Mas agora, morando já há mais de cinco anos em Los Angeles, José sentia muitas vezes uma estranha saudade, sonhava com um glorioso retorno às terras tupi, assistia os jogos do seu time brasileiro pela Internet e de vez em quando até surpreendia-se assobiando velhas canções de MPB.
O fato é que não se adaptara bem. Não fizera muitos amigos. Percebera logo que os americanos tinham um senso de humor diferente, eram simpáticos mas mantendo sempre certa distância, eram formais no trabalho e superficiais na amizade, ou seja, eram tudo mais ou menos o oposto exato de sua personalidade e do modo em que ele se acostumara no Brasil.
Além disso, a verdade é que, com exceção do seu último emprego num escritório, até então trabalhara quase sempre em restaurantes ou bares, nos quais a maioria dos empregados eram mexicanos. Ele, que tinha ido para os EUA com a idéia de melhorar o seu inglês, acabara aprendendo espanhol. Mas tampouco fizera muitas amizades com os colegas de trabalho. Se não se identificava com a cultura brasileira, a cultura mexicana o seduzia menos ainda: não gostava nem mesmo de tequila.

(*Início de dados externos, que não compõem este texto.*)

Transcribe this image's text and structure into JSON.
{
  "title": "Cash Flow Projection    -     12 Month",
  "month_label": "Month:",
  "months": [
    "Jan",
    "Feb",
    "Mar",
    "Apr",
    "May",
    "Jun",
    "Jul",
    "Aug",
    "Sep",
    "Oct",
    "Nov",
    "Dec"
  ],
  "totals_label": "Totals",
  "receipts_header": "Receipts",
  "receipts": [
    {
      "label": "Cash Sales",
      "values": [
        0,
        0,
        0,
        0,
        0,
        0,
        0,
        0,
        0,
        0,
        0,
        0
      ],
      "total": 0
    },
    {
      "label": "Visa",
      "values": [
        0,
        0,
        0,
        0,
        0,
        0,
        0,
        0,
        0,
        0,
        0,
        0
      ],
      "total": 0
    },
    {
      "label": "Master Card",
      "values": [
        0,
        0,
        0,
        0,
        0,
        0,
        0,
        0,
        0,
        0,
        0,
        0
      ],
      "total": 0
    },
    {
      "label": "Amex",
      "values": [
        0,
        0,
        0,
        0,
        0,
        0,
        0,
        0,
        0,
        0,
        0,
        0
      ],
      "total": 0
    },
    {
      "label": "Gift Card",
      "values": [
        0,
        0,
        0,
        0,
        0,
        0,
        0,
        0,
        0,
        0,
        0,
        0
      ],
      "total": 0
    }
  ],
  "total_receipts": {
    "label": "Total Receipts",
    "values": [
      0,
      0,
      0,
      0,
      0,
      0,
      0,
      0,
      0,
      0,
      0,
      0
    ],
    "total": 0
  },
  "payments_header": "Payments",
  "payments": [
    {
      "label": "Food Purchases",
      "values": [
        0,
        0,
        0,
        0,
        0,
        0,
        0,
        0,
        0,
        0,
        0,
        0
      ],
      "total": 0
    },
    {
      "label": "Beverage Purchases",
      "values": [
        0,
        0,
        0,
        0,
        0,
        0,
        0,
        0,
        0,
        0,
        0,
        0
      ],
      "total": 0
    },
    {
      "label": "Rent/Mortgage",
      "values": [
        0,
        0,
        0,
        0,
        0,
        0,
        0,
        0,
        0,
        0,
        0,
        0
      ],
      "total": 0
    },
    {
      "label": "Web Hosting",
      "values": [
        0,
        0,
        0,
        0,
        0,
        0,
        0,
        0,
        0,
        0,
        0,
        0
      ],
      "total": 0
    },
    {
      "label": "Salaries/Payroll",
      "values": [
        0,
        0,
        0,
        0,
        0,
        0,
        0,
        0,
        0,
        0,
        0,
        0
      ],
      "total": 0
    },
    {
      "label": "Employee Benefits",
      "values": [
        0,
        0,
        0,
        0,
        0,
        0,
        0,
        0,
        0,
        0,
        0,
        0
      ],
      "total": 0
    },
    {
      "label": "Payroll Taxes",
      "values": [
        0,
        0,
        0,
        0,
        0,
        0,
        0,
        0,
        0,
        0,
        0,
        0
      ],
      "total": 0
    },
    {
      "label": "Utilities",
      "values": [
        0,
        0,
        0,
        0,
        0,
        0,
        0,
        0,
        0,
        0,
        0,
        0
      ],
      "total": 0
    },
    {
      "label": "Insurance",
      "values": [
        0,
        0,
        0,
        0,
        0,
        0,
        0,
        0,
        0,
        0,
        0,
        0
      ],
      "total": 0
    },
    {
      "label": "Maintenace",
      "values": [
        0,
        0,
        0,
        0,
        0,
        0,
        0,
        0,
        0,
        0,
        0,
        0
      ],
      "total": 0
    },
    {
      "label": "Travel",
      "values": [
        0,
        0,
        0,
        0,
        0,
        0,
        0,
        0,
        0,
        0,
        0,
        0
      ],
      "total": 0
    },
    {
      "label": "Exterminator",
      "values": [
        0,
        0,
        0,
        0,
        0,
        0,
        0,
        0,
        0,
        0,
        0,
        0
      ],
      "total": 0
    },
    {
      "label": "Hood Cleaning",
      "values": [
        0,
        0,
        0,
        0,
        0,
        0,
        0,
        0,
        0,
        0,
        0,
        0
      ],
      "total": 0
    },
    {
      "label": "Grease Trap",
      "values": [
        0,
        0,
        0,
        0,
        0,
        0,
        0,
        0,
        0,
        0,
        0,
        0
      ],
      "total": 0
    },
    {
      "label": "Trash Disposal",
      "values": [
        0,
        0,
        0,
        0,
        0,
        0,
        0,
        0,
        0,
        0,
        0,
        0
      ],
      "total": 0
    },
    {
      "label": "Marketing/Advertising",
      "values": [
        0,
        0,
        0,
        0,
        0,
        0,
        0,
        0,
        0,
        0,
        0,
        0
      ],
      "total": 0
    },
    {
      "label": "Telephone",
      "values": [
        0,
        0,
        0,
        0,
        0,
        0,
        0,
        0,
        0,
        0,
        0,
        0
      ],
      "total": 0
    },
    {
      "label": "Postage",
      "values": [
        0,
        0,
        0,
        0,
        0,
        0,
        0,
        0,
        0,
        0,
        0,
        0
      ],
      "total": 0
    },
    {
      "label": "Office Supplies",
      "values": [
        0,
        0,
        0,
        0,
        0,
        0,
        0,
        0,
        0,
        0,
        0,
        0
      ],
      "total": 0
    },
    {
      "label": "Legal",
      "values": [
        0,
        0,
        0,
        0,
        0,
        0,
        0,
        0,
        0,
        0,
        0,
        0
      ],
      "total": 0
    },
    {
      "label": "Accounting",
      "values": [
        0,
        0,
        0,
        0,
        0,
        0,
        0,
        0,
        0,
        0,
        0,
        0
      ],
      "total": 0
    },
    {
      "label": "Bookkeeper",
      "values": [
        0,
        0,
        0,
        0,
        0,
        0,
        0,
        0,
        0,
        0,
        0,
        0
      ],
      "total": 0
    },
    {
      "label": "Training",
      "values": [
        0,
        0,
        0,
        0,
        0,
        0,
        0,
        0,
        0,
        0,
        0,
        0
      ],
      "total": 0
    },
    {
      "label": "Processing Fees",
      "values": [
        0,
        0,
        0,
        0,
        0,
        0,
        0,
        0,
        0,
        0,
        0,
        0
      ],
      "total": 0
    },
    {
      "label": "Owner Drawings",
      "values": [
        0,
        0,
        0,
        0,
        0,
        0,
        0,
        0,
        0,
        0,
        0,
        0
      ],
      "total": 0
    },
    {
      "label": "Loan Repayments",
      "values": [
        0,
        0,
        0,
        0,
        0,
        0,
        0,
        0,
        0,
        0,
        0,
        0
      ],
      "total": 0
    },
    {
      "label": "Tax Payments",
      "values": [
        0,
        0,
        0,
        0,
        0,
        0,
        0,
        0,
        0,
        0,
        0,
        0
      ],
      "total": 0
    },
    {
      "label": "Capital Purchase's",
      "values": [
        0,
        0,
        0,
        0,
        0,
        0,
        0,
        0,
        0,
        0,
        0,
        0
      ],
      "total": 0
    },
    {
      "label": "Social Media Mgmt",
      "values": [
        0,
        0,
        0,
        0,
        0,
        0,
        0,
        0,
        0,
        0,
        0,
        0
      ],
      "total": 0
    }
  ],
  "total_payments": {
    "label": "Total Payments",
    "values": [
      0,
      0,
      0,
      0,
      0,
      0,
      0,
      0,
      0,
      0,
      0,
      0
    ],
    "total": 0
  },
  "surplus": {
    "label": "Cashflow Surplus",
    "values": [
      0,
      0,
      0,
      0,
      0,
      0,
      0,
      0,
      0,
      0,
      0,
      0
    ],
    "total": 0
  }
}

Muitas vezes pensou em voltar ao Brasil, reencontrar a família e retomar a sua vida de sempre na sua cidade natal. Uma vez chegou até a comprar a passagem, só de ida, que devolveu depois. Sempre havia algo que o detinha. Às vezes, pequenos acontecimentos que ele interpretava como sinais. Uma dessas vezes, perdido em uma rua imunda no centro de Los Angeles, entrou em uma igreja popular. O pastor gritava, declamando o Evangelho: “Volta o cão ao seu vômito, e a porca lavada volta a revolver-se no lamaçal!” Foi o suficiente para fazê-lo mudar de ideia, mais uma vez. Voltar? Não, não podia voltar. Havia estado demasiado tempo fora, e voltar agora seria reconhecer a sua derrota. Era demasiado orgulhoso para isso. Não podia, não iria voltar.
No fim das contas, terminou integrando-se à sua situação não-de-todo-integrada. Consolava-se pensando que, entre todos os destinos, não era o pior. Melhor ser um estrangeiro lá fora do que um estrangeiro em seu próprio país. Pode-se dizer que assumiu sua condição de perene forasteiro: seu círculo de amigos se resumiu a um pequeno grupo de estudantes estrangeiros do curso de extensão na universidade local, quase tão confusos culturalmente quanto ele. Seu melhor amigo era um argentino de origem coreana que tinha crescido no Peru. Confusão de identidade era com ele mesmo.
Paola foi um caso diferente. Encontrou-a numa festa elegante, um coquetel de lançamento de uma revista. Ele tinha ido apenas pelos drinques gratuitos, mas aquela moça bonita, tão elegante e tão diferente de quase todas as outras pessoas que ali estavam, chamou a sua atenção, ele não podia negar. Decidiu que nem ia tentar falar com ela: muita areia pro meu caminhãozinho, pensou. O curioso é que talvez tenha sido essa mesma falta de interesse, que ela talvez interpretou como desdém, o que a atraiu. Não havia pessoa naquela festa que não olhasse ou tentasse falar com ela; alguns mais afoitos ou mais embriagados até tentaram passar a mão. Só ele, no seu canto tomando um martini, parecia ignorá-la completamente. No fim, foi ela, curiosa, quem se aproximou e perguntou se ele era artista. Ele, surpreso, respondeu que não. Artista, veja só. Deviam ser os cabelos despenteados que lhe davam esse ar alternativo.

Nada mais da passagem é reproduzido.